I am trying to run a GWAS on UK Biobank data, as it seems many folks here are doing.
From UKB, I have a unique .bgen file for each chromosome, as well as .sample files (same for CHR 1-22), and unique .bgen.bgi index files for each chromosome.
and I get the error “FatalError: HailException: The following BGEN files have no .idx2 index file. Use ‘index_bgen’ to create the index file once before calling ‘import_bgen’”
Do I need run index_bgen() for every chromosome before I make MatrixTables, or can I use the .bgi files I already have? I thought the “index_file_map” optional parameter might be helpful, but it says in the documentation that the files must have an .idx2 extension.

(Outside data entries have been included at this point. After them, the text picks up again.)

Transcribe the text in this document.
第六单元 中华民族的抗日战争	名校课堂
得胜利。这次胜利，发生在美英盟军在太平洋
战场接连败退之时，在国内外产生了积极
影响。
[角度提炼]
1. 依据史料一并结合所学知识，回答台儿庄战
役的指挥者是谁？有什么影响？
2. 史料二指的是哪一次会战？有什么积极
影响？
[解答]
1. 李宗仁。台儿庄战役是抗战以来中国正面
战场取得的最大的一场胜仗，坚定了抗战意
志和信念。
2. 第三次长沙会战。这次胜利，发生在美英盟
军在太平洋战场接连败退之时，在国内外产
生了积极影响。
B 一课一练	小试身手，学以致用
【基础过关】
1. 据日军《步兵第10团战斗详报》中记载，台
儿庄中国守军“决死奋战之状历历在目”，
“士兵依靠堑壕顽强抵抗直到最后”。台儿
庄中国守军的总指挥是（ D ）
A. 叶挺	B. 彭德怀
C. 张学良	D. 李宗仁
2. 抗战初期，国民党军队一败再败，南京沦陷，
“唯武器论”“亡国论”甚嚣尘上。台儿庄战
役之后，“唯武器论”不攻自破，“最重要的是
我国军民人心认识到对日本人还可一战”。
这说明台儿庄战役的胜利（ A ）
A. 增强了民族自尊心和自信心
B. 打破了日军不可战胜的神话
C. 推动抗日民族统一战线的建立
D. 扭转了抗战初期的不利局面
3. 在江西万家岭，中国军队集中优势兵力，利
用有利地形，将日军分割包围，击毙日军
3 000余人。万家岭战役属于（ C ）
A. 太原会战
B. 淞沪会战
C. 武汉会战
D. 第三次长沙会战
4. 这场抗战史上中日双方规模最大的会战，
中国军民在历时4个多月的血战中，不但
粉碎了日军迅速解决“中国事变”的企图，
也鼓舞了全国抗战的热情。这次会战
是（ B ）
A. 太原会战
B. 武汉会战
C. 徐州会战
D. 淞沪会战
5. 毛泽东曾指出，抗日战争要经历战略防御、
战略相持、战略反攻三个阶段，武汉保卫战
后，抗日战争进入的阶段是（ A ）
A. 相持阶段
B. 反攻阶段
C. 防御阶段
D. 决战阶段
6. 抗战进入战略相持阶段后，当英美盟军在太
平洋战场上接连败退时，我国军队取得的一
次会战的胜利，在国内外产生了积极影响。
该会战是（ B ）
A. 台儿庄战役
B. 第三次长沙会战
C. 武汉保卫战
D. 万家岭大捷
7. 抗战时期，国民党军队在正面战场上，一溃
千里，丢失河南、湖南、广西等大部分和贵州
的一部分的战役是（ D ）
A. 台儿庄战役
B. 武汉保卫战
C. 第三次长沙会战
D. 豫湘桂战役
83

So does that mean it is not possible to use my index files, and I should just generate new ones?
Furthermore, if I am eventually to create a MatrixTable containing all contigs, can I use Hadoop glob patterns for the bgen and sample files in both index_bgen() and import_bgen()? Or do I need individual index_bgen() runs for each chromosome? Thanks!
No, Hail uses its own index format that enables more powerful operations.
You can use the Hadoop glob patterns from both index_bgen and import_bgen. People often just construct a list of the files. This ensures they appear in the normal order: 1, 2, …, 22, X, Y, MT. If they’re not in the correct order, Hail has to (automatically) do a little bit of work to fix that.
The sample files do not need an index. It seems a bit odd to me that you have 22 samples files that are all the same. If you’re certain they’re all the same, just pick one and use that one. Here’s the code:
import hail as hl
files = [f'/ukb_imp_chr{contig}_v3.bgen' for contig in list(range(1, 23)) + ['X', 'Y', 'MT']]
hl.index_bgen(files)
mt = hl.import_bgen(
files,
fields=['GT'],
sample_file=bucket+’/ukb48065_imp_chr22_v3_s487296.sample’)
Thanks for the explanation and code snippet. This is great!
Re the sample files: Per UK Biobank Resource 664 (https://biobank.ctsu.ox.ac.uk/crystal/refer.cgi?id=664):
“”"
Note that many of the Link files have the same contents for different anonymous files and hence only a single instance needs to be downloaded. Specifically:
The fam file is identical for all chromosomes and genotype data formats.
The sample file is identical for chromosomes 1-22 in the imputed data.
“”"
So I literally downloaded the sample files for chr1 and copied it for 1-22, and then just downloaded the sample files for X and XY.
Does sample_file take a list of files as well? If not I may need to make a separate MatrixTable for X and XY, and then merge it in…
import_bgen expects a list of files that correspond to genomic chunks with the same samples, so it doesn’t make sense to have many sample files. If you were importing many files, each with a different sample file, you’d have to get back a list of MTs, not just one!